Marxism is a political and social movement as well as a critique of capitalism. It presents an analysis of society, its problems and a solution. Its works were written by German philosophers Karl Marx and Friedrich Engels.

Let us understand how do Marx and Engels interpret literature. Marx’s major contribution was to the development of its ideas. Engels, on the other hand, contributed ideas and popularized Marxism. Marx and Engels announced a system in Communist Manifesto as Communism based on their ideas. They opposed the domination of one class over another and imagined a classless society.

The Marxist theory originated in the mid-nineteenth century and its development and systematization became possible in the 1920s after the October Revolution of 1917.

In the consequence of the revolution, the ‘socialist realism’ emerged as a literary tradition which focuses on the struggle of the socio-economic condition of the working class in relation to the suppressive power structure.

Marxism’s influence is not limited to the socialist realism of Soviet Russia only, it also glimpses in the works of eminent writers such as Sartre, Simone de Beauvoir, and Bertolt Brecht.

Marxism analyzes society in terms of class struggle between the oppressed and the oppressor, “The history of all hitherto existing society is the history of class struggles.” Marx’s Communist Manifesto explains the historical background that led to the development of modern capitalist society wherein the bourgeois (ruling class) exploits the proletariat (working class).

Marx gives the solution to social problems as a classless society whose development is theoretically based on the development of each individual. Marxism aims at achieving this goal through the revolutionary process, through the annihilation of the capitalist system.
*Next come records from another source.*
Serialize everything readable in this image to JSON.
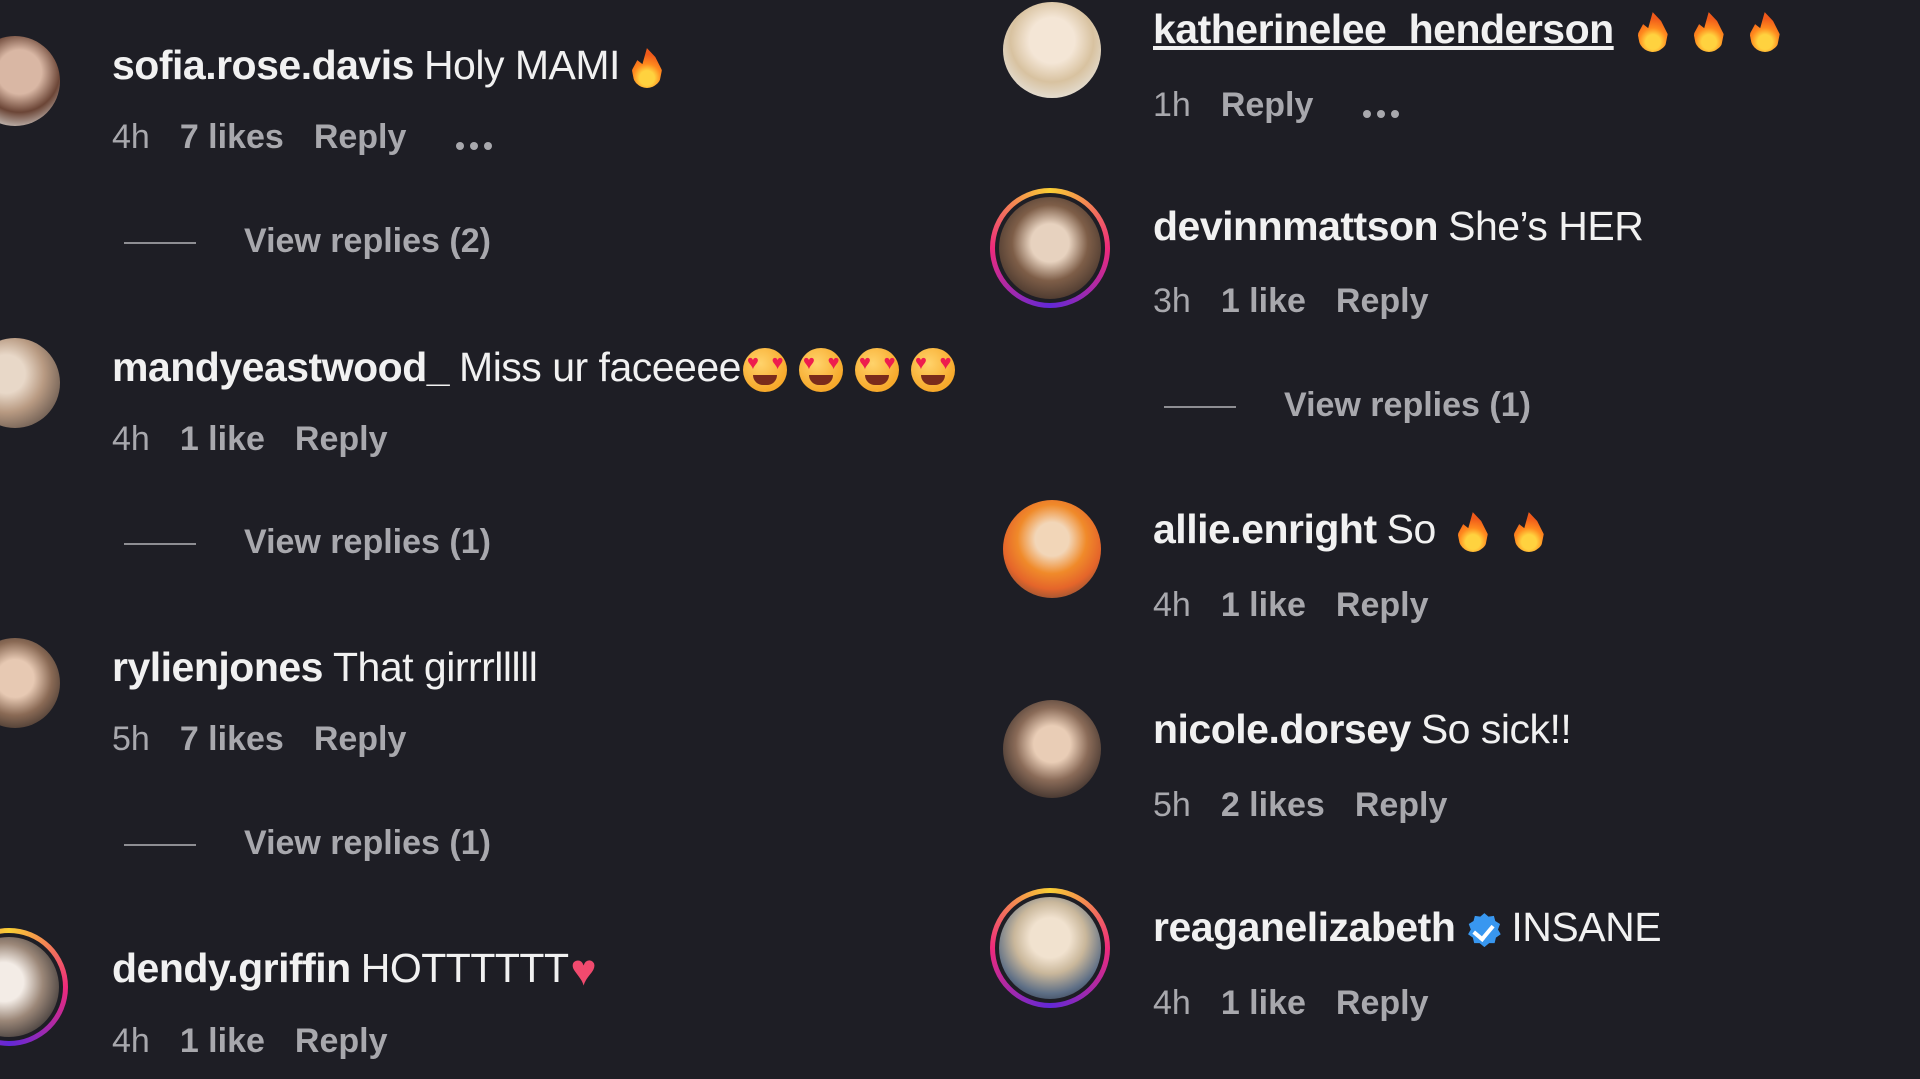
{
  "left_column": {
    "comments": [
      {
        "username": "sofia.rose.davis",
        "text": "Holy MAMI",
        "time": "4h",
        "likes": "7 likes",
        "reply": "Reply",
        "view_replies": "View replies (2)"
      },
      {
        "username": "mandyeastwood_",
        "text": "Miss ur faceeee",
        "time": "4h",
        "likes": "1 like",
        "reply": "Reply",
        "view_replies": "View replies (1)"
      },
      {
        "username": "rylienjones",
        "text": "That girrrlllll",
        "time": "5h",
        "likes": "7 likes",
        "reply": "Reply",
        "view_replies": "View replies (1)"
      },
      {
        "username": "dendy.griffin",
        "text": "HOTTTTTT",
        "time": "4h",
        "likes": "1 like",
        "reply": "Reply"
      }
    ]
  },
  "right_column": {
    "comments": [
      {
        "username": "katherinelee_henderson",
        "time": "1h",
        "reply": "Reply"
      },
      {
        "username": "devinnmattson",
        "text": "She’s HER",
        "time": "3h",
        "likes": "1 like",
        "reply": "Reply",
        "view_replies": "View replies (1)"
      },
      {
        "username": "allie.enright",
        "text": "So",
        "time": "4h",
        "likes": "1 like",
        "reply": "Reply"
      },
      {
        "username": "nicole.dorsey",
        "text": "So sick!!",
        "time": "5h",
        "likes": "2 likes",
        "reply": "Reply"
      },
      {
        "username": "reaganelizabeth",
        "text": "INSANE",
        "time": "4h",
        "likes": "1 like",
        "reply": "Reply",
        "verified_icon": "verified-badge-icon"
      }
    ]
  },
  "colors": {
    "background": "#1e1e25",
    "text_primary": "#f1f1f1",
    "text_secondary": "#a8a8ad",
    "verified": "#3897f0"
  },
  "icons": [
    "fire-emoji-icon",
    "heart-eyes-emoji-icon",
    "heart-emoji-icon",
    "more-options-icon",
    "verified-badge-icon"
  ]
}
Marxist literary criticism holds the view that a writer’s work is shaped by social institutions and prevailing discourse of his time. It does not regard writers as autonomous individuals. Marxist approach interprets a work of art by putting it into its historical context and analyses conflicts of historical forces and social classes.
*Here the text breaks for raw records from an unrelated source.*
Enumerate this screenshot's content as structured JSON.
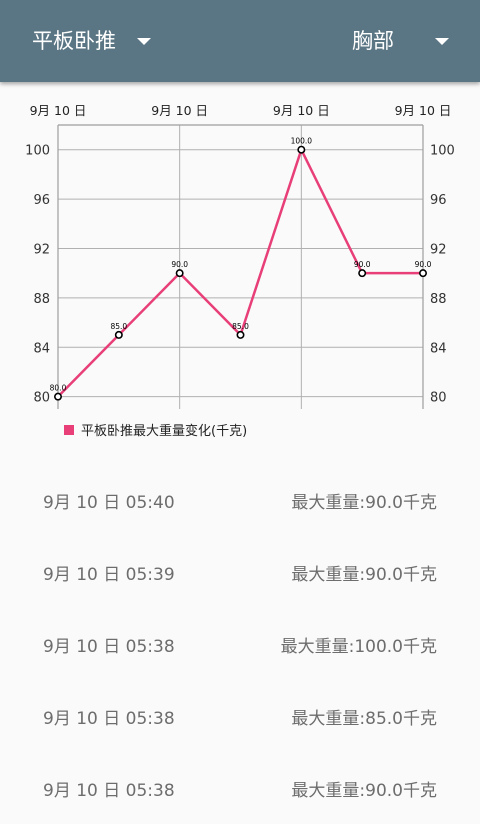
{
  "toolbar": {
    "exercise_select": "平板卧推",
    "bodypart_select": "胸部"
  },
  "chart_data": {
    "type": "line",
    "x": [
      "9月 10 日",
      "9月 10 日",
      "9月 10 日",
      "9月 10 日",
      "9月 10 日",
      "9月 10 日",
      "9月 10 日"
    ],
    "series": [
      {
        "name": "平板卧推最大重量变化(千克)",
        "values": [
          80.0,
          85.0,
          90.0,
          85.0,
          100.0,
          90.0,
          90.0
        ],
        "point_labels": [
          "80.0",
          "85.0",
          "90.0",
          "85.0",
          "100.0",
          "90.0",
          "90.0"
        ],
        "color": "#e83f78"
      }
    ],
    "x_tick_labels": [
      "9月 10 日",
      "9月 10 日",
      "9月 10 日",
      "9月 10 日"
    ],
    "y_ticks": [
      "80",
      "84",
      "88",
      "92",
      "96",
      "100"
    ],
    "ylim": [
      79,
      102
    ],
    "grid": true,
    "legend": "bottom-left",
    "axis_color": "#9e9e9e"
  },
  "records": [
    {
      "time": "9月 10 日 05:40",
      "value": "最大重量:90.0千克"
    },
    {
      "time": "9月 10 日 05:39",
      "value": "最大重量:90.0千克"
    },
    {
      "time": "9月 10 日 05:38",
      "value": "最大重量:100.0千克"
    },
    {
      "time": "9月 10 日 05:38",
      "value": "最大重量:85.0千克"
    },
    {
      "time": "9月 10 日 05:38",
      "value": "最大重量:90.0千克"
    }
  ]
}
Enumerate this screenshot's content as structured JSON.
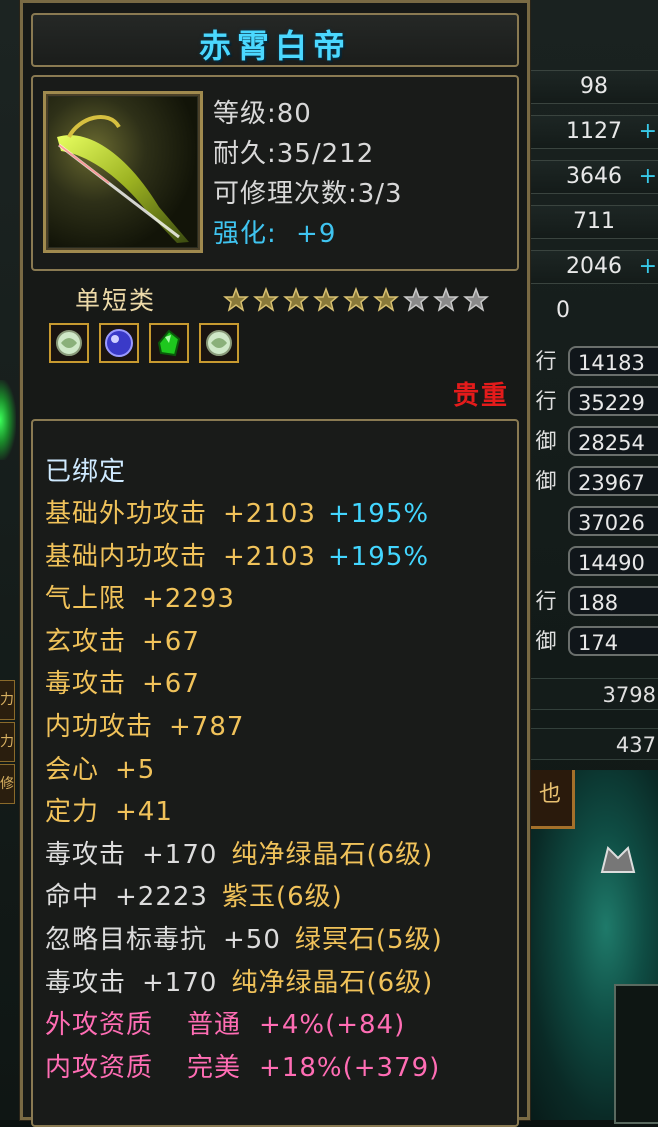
{
  "background": {
    "stat_values": [
      "98",
      "1127",
      "3646",
      "711",
      "2046",
      "0"
    ],
    "stat_mark": "+",
    "attr_labels": [
      "行",
      "行",
      "御",
      "御",
      "",
      "",
      "行",
      "御"
    ],
    "attr_values": [
      "14183",
      "35229",
      "28254",
      "23967",
      "37026",
      "14490",
      "188",
      "174"
    ],
    "wide_values": [
      "3798",
      "437"
    ],
    "left_tab_labels": [
      "力",
      "力",
      "修"
    ],
    "scene_label": "也"
  },
  "item": {
    "name": "赤霄白帝",
    "level_text": "等级:80",
    "durability_text": "耐久:35/212",
    "repair_text": "可修理次数:3/3",
    "enhance_label": "强化:",
    "enhance_value": "+9",
    "category": "单短类",
    "stars_filled": 6,
    "stars_total": 9,
    "rarity": "贵重",
    "sockets": [
      "white-jade-gem-icon",
      "blue-gem-icon",
      "green-gem-icon",
      "white-jade-gem-icon"
    ],
    "bound_text": "已绑定",
    "attributes": [
      {
        "label": "基础外功攻击",
        "value": "+2103",
        "extra": "+195%",
        "color": "gold",
        "extra_color": "cyan"
      },
      {
        "label": "基础内功攻击",
        "value": "+2103",
        "extra": "+195%",
        "color": "gold",
        "extra_color": "cyan"
      },
      {
        "label": "气上限",
        "value": "+2293",
        "extra": "",
        "color": "gold"
      },
      {
        "label": "玄攻击",
        "value": "+67",
        "extra": "",
        "color": "gold"
      },
      {
        "label": "毒攻击",
        "value": "+67",
        "extra": "",
        "color": "gold"
      },
      {
        "label": "内功攻击",
        "value": "+787",
        "extra": "",
        "color": "gold"
      },
      {
        "label": "会心",
        "value": "+5",
        "extra": "",
        "color": "gold"
      },
      {
        "label": "定力",
        "value": "+41",
        "extra": "",
        "color": "gold"
      }
    ],
    "gem_lines": [
      {
        "label": "毒攻击",
        "value": "+170",
        "gem": "纯净绿晶石(6级)"
      },
      {
        "label": "命中",
        "value": "+2223",
        "gem": "紫玉(6级)"
      },
      {
        "label": "忽略目标毒抗",
        "value": "+50",
        "gem": "绿冥石(5级)"
      },
      {
        "label": "毒攻击",
        "value": "+170",
        "gem": "纯净绿晶石(6级)"
      }
    ],
    "quality_lines": [
      {
        "label": "外攻资质",
        "grade": "普通",
        "value": "+4%(+84)"
      },
      {
        "label": "内攻资质",
        "grade": "完美",
        "value": "+18%(+379)"
      }
    ],
    "colors": {
      "title": "#4bd8ff",
      "gold": "#f0c25a",
      "cyan": "#43d6ff",
      "pink": "#ff6db4",
      "rarity": "#e41b1b",
      "white": "#dcdcdc"
    }
  }
}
The Marxist approach is based on ‘dialectical materialism’. The term was coined by German Marxist Joseph Dietzgen in 1887. This concept focuses on the material conditions of society. It emphasizes matter as the fundamental basis of nature. It, thus emphasizes that consciousness is determined by social existence.

Marx viewed that material conditions have contradictions. These contradictions are what Marxism resolves. The concept is inspired by Hegelian dialectics. Marx’s dialectics differs from Hegel’s in a way that Marx’s focus is on material while Hegel sees contradictions in ideas. Hegel holds the view that consciousness determines social existence.